Chaque jour de toi est une petite éternité suspendue, chaque heure de toi est nouvelle et porte son lot d’imprévus, de cieux changeants, d’orages et d’aurores, de peurs et de merveilles. Il n’y a plus de jour, plus de nuit, tu es un éclair et une saison tout à la fois, tu es un absolu de fleurs volages qu’on ne trouve pas dans les livres. Chaque matin est un rideau qui s’ouvre sur l’inconnu, l’imprévisible : quelle leçon, pour moi qui aimais tant anticiper! Tu les ignores bien, mes cernes bleues éperdues, mes larmes de maman apeurée, mes joies de te voir aller bien, mes angoisses de toi, tu n’en as rien à faire, de mes mots quand je veux rire avec toi parce qu’avec tout l’amour du monde, et pour me (nous) consoler, je ris aussi de toi. Mais voilà, la nuit passe, l’orage se calme, et je retiendrai ta bouille repue, ronde et satisfaite de petit paresseux, joues gonflées et bouche en coeur, ma technique en cours de développement pour tenir un livre en même temps que toi dans mes bras, ainsi que celle qui consiste à manger avec toi en écharpe sans laisser échapper de miettes de pain dans tes cheveux ébouriffés de ma chaleur.
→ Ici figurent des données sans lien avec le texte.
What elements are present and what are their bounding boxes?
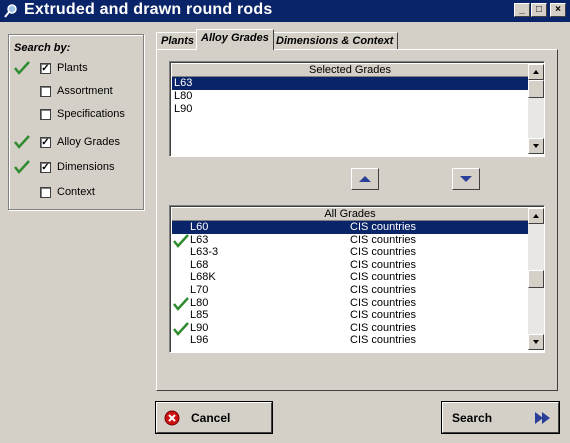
grade-row[interactable]: L60 CIS countries [172,221,528,234]
search-by-label: Specifications [57,108,125,120]
grade-region: CIS countries [350,321,417,334]
tab-dimensions-context[interactable]: Dimensions & Context [271,32,399,49]
title-bar: Extruded and drawn round rods _ □ × [0,0,570,22]
grade-name: L80 [174,90,193,102]
grade-name: L68K [190,271,216,284]
minimize-icon: _ [519,4,525,15]
search-by-label: Plants [57,62,88,74]
grade-row[interactable]: L80 CIS countries [172,296,528,311]
search-by-label: Alloy Grades [57,136,120,148]
grade-region: CIS countries [350,271,417,284]
maximize-button[interactable]: □ [531,3,547,17]
triangle-up-icon [533,214,539,218]
grade-row[interactable]: L85 CIS countries [172,309,528,322]
scroll-thumb[interactable] [528,270,544,288]
grade-name: L60 [190,221,209,233]
selected-grades-list[interactable]: Selected Grades L63 L80 L90 [169,61,545,157]
checkbox[interactable]: ✓ [40,162,51,173]
scroll-down-button[interactable] [528,334,544,350]
search-by-label: Dimensions [57,161,115,173]
green-check-icon [14,61,30,75]
arrow-up-icon [359,176,371,182]
grade-name: L96 [190,334,209,347]
triangle-down-icon [533,144,539,148]
grade-name: L68 [190,258,209,271]
triangle-up-icon [533,70,539,74]
cancel-icon [164,410,180,426]
checkbox[interactable]: ✓ [40,137,51,148]
fast-forward-icon [535,412,550,424]
close-icon: × [555,4,561,15]
tab-label: Alloy Grades [201,32,269,44]
search-button[interactable]: Search [441,401,560,434]
grade-region: CIS countries [350,221,417,233]
tab-label: Dimensions & Context [276,35,394,47]
selected-grade-row[interactable]: L63 [172,77,528,90]
selected-grade-row[interactable]: L80 [172,90,528,103]
minimize-button[interactable]: _ [514,3,530,17]
grade-name: L63-3 [190,246,219,259]
search-by-title: Search by: [14,42,71,54]
tab-alloy-grades[interactable]: Alloy Grades [196,29,274,50]
search-by-label: Assortment [57,85,113,97]
grade-region: CIS countries [350,246,417,259]
grade-name: L90 [174,103,193,115]
all-grades-list[interactable]: All Grades L60 CIS countries L63 CIS countr… [169,205,545,353]
maximize-icon: □ [535,4,543,15]
scroll-up-button[interactable] [528,208,544,224]
grade-region: CIS countries [350,309,417,322]
tab-plants[interactable]: Plants [156,32,200,49]
triangle-down-icon [533,340,539,344]
scroll-up-button[interactable] [528,64,544,80]
grade-row[interactable]: L70 CIS countries [172,284,528,297]
search-label: Search [452,411,493,425]
close-button[interactable]: × [550,3,566,17]
window-title: Extruded and drawn round rods [24,1,273,18]
all-grades-header: All Grades [172,208,528,221]
grade-region: CIS countries [350,233,417,246]
scroll-down-button[interactable] [528,138,544,154]
grade-row[interactable]: L63-3 CIS countries [172,246,528,259]
scroll-thumb[interactable] [528,80,544,98]
checkbox[interactable] [40,109,51,120]
grade-region: CIS countries [350,296,417,309]
search-by-label: Context [57,186,95,198]
grade-row[interactable]: L68 CIS countries [172,259,528,272]
move-up-button[interactable] [351,168,379,190]
grade-name: L63 [190,233,209,246]
grade-name: L80 [190,296,209,309]
grade-name: L70 [190,284,209,296]
tab-label: Plants [161,35,195,47]
grade-row[interactable]: L90 CIS countries [172,321,528,336]
grade-region: CIS countries [350,284,417,296]
grade-region: CIS countries [350,258,417,271]
cancel-label: Cancel [191,411,231,425]
arrow-down-icon [460,176,472,182]
magnifier-icon [4,4,17,18]
green-check-icon [14,160,30,174]
selected-grade-row[interactable]: L90 [172,103,528,116]
grade-row[interactable]: L96 CIS countries [172,334,528,347]
selected-grades-header: Selected Grades [172,64,528,77]
checkbox[interactable] [40,187,51,198]
all-grades-scrollbar[interactable] [528,208,544,350]
grade-name: L90 [190,321,209,334]
checkbox[interactable]: ✓ [40,63,51,74]
grade-name: L63 [174,77,193,89]
grade-row[interactable]: L68K CIS countries [172,271,528,284]
move-down-button[interactable] [452,168,480,190]
grade-region: CIS countries [350,334,417,347]
grade-name: L85 [190,309,209,322]
grade-row[interactable]: L63 CIS countries [172,233,528,248]
checkbox[interactable] [40,86,51,97]
selected-grades-scrollbar[interactable] [528,64,544,154]
cancel-button[interactable]: Cancel [155,401,273,434]
green-check-icon [14,135,30,149]
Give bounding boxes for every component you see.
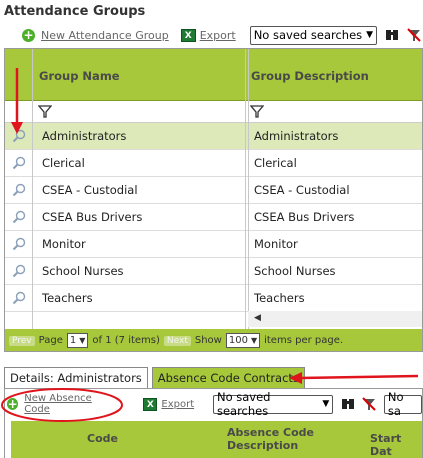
main-toolbar: + New Attendance Group X Export No saved… <box>22 25 421 45</box>
page-select[interactable]: 1 ▼ <box>66 333 89 348</box>
detail-tabs: Details: Administrators Absence Code Con… <box>4 367 309 388</box>
table-row[interactable]: CSEA Bus Drivers CSEA Bus Drivers <box>5 204 422 231</box>
cell-group-name: Teachers <box>42 291 93 305</box>
sub-export-link[interactable]: Export <box>161 399 194 410</box>
page-count-text: of 1 (7 items) <box>92 335 160 346</box>
cell-group-description: CSEA - Custodial <box>254 183 350 197</box>
clear-filter-icon[interactable] <box>362 397 377 411</box>
cell-group-name: Monitor <box>42 237 86 251</box>
export-link[interactable]: Export <box>200 29 236 42</box>
view-icon[interactable] <box>12 264 26 278</box>
chevron-down-icon: ▼ <box>250 336 258 345</box>
cell-group-name: School Nurses <box>42 264 124 278</box>
table-row[interactable]: Clerical Clerical <box>5 150 422 177</box>
chevron-down-icon: ▼ <box>366 30 374 40</box>
chevron-down-icon: ▼ <box>322 399 330 409</box>
view-icon[interactable] <box>12 156 26 170</box>
sub-saved-searches-value: No saved searches <box>216 390 271 418</box>
view-icon[interactable] <box>12 210 26 224</box>
column-header-group-description[interactable]: Group Description <box>251 49 369 101</box>
new-absence-code-link[interactable]: New Absence Code <box>24 393 115 415</box>
column-header-group-name[interactable]: Group Name <box>39 49 120 101</box>
cell-group-description: CSEA Bus Drivers <box>254 210 355 224</box>
cell-group-description: Clerical <box>254 156 297 170</box>
show-label: Show <box>194 335 222 346</box>
cell-group-name: CSEA - Custodial <box>42 183 138 197</box>
cell-group-description: Teachers <box>254 291 305 305</box>
grid-header: Group Name Group Description <box>5 49 422 101</box>
tab-details[interactable]: Details: Administrators <box>4 367 148 388</box>
table-row[interactable]: Teachers Teachers <box>5 285 422 312</box>
sub-saved-searches-value-2: No sa <box>387 390 404 418</box>
view-icon[interactable] <box>12 291 26 305</box>
table-row[interactable]: CSEA - Custodial CSEA - Custodial <box>5 177 422 204</box>
cell-group-description: Administrators <box>254 129 339 143</box>
page-title: Attendance Groups <box>4 4 146 19</box>
horizontal-scrollbar[interactable]: ◀ <box>248 311 422 327</box>
cell-group-name: Clerical <box>42 156 85 170</box>
pager: Prev Page 1 ▼ of 1 (7 items) Next Show 10… <box>5 329 422 351</box>
filter-icon[interactable] <box>38 105 52 118</box>
items-per-page-select[interactable]: 100 ▼ <box>225 333 261 348</box>
cell-group-description: School Nurses <box>254 264 336 278</box>
filter-row <box>5 101 422 123</box>
binoculars-icon[interactable] <box>385 28 399 42</box>
view-icon[interactable] <box>12 183 26 197</box>
cell-group-description: Monitor <box>254 237 298 251</box>
view-icon[interactable] <box>12 237 26 251</box>
table-row[interactable]: Monitor Monitor <box>5 231 422 258</box>
absence-codes-panel: + New Absence Code X Export No saved sea… <box>4 388 423 458</box>
page-value: 1 <box>69 335 77 346</box>
absence-codes-header: Code Absence Code Description Start Dat <box>11 421 422 458</box>
filter-icon[interactable] <box>250 105 264 118</box>
next-page-button[interactable]: Next <box>163 335 191 346</box>
sub-saved-searches-select[interactable]: No saved searches ▼ <box>212 390 334 418</box>
per-page-text: items per page. <box>264 335 344 346</box>
view-icon[interactable] <box>12 129 26 143</box>
page-label: Page <box>38 335 63 346</box>
column-header-start-date[interactable]: Start Dat <box>370 432 422 458</box>
saved-searches-select[interactable]: No saved searches ▼ <box>249 25 378 45</box>
cell-group-name: CSEA Bus Drivers <box>42 210 143 224</box>
clear-filter-icon[interactable] <box>407 28 421 42</box>
saved-searches-value: No saved searches <box>253 28 363 42</box>
prev-page-button[interactable]: Prev <box>9 335 35 346</box>
sub-saved-searches-select-2[interactable]: No sa <box>383 390 422 418</box>
chevron-down-icon: ▼ <box>79 336 86 345</box>
cell-group-name: Administrators <box>42 129 127 143</box>
column-header-absence-code-description[interactable]: Absence Code Description <box>227 426 327 452</box>
new-attendance-group-link[interactable]: New Attendance Group <box>41 29 169 42</box>
add-icon[interactable]: + <box>22 28 35 42</box>
tab-absence-code-contracts[interactable]: Absence Code Contracts <box>151 367 305 388</box>
table-row[interactable]: Administrators Administrators <box>5 123 422 150</box>
attendance-groups-grid: Group Name Group Description Administrat… <box>4 48 423 352</box>
table-row[interactable]: School Nurses School Nurses <box>5 258 422 285</box>
annotation-arrow-left <box>299 374 419 380</box>
excel-icon[interactable]: X <box>143 397 158 411</box>
excel-icon[interactable]: X <box>180 28 196 42</box>
column-header-code[interactable]: Code <box>87 432 118 445</box>
binoculars-icon[interactable] <box>341 397 355 411</box>
sub-toolbar: + New Absence Code X Export No saved sea… <box>5 390 422 418</box>
add-icon[interactable]: + <box>7 398 19 410</box>
items-per-page-value: 100 <box>228 335 248 346</box>
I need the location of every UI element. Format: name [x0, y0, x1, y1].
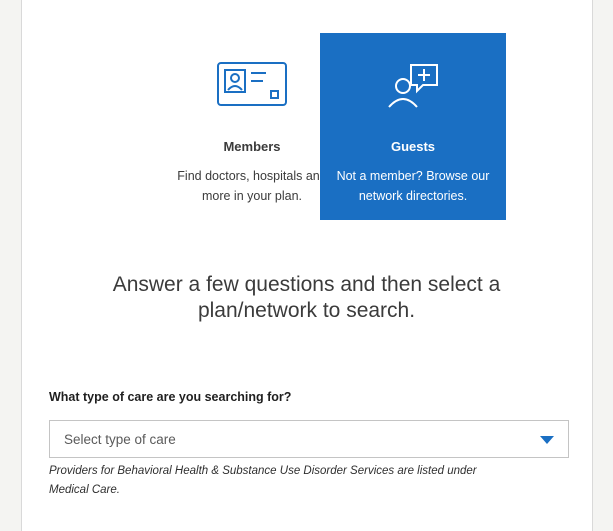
chevron-down-icon — [540, 436, 554, 444]
care-type-select[interactable]: Select type of care — [49, 420, 569, 458]
person-chat-plus-icon — [388, 64, 438, 108]
care-type-label: What type of care are you searching for? — [49, 390, 292, 404]
guests-tile[interactable]: Guests Not a member? Browse our network … — [320, 33, 506, 220]
members-title: Members — [223, 139, 281, 154]
guests-title: Guests — [390, 139, 436, 154]
members-tile[interactable]: Members Find doctors, hospitals and more… — [159, 33, 345, 220]
page-headline: Answer a few questions and then select a… — [112, 273, 501, 322]
members-description: Find doctors, hospitals and more in your… — [177, 169, 327, 203]
id-card-icon — [217, 62, 287, 106]
guests-description: Not a member? Browse our network directo… — [336, 169, 490, 203]
care-type-helper-text: Providers for Behavioral Health & Substa… — [49, 465, 477, 496]
care-type-select-value: Select type of care — [64, 432, 176, 447]
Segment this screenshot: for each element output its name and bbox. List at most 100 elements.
Je plonge mes yeux dans les tiens, j’y cherche ton altérité qui me transforme et qui me fait m’oublier, ou me trouver pour de vrai pour la première fois, peut-être. Je tente de t’apprivoiser et de te décoder, et dans les moments où je dis « je ne te comprends pas », je me répète que je suis celle qui te connait le mieux au monde, alors, même fragile, même imparfaite, regarde, je suis là, mon bébé, mon fils.

Je sens bien que tu me pardonnerais tout, dans toute la démesure de ton amour à toi, celui qui m’enveloppe de son feu nouveau et me fait à la fois si grande et si petite. Je te parle sans cesse, je m’invente polyglotte de tes langues, je te chante les chansons que tu aimes, celles qui fixent ton regard sur un point, celles qui te font respirer paisiblement. Je veux le mieux pour toi, qu’en imagines-tu, je frémis qu’il ne m’arrive quoi que ce soit, moi qui n’en tremblais pas vraiment. J’ignorais qu’on pouvait aimer ainsi, je me parfume à ton odeur, je perds la raison joue contre joue, je t’apprends jusqu’au fond du coeur. Et puisque tu sembles avoir envie de changer à toute allure, au point, je pense, que tu pousses dans mes bras de seconde en seconde, je profite, de tout, de toi, de ces instants-là.

Tu es mon minuscule, mon éternité, tu es mes cheveux décoiffés et mon visage sans maquillage, tu es mon odeur de lait et de fleur d’oranger, tu es mon bébé frileux qui hurle à chaque change, mon bébé malicieux qui s’arrête dès que je ferme la dernière pression du pyjama, tu es mon grand effrayé du soir, tu es mon petit calme dans le transat du matin, tu es ma fripouille de la nuit, mon sensible, mon imperturbable, mon gourmand. Je te laisserai être toi, être comme tu veux, j’écrirai ton nom avec le doigt sur ma peau, je te nourrirai à chaque midi, je te bercerai à chaque minuit, et je t’aimerai assez pour m’effacer un jour, promis.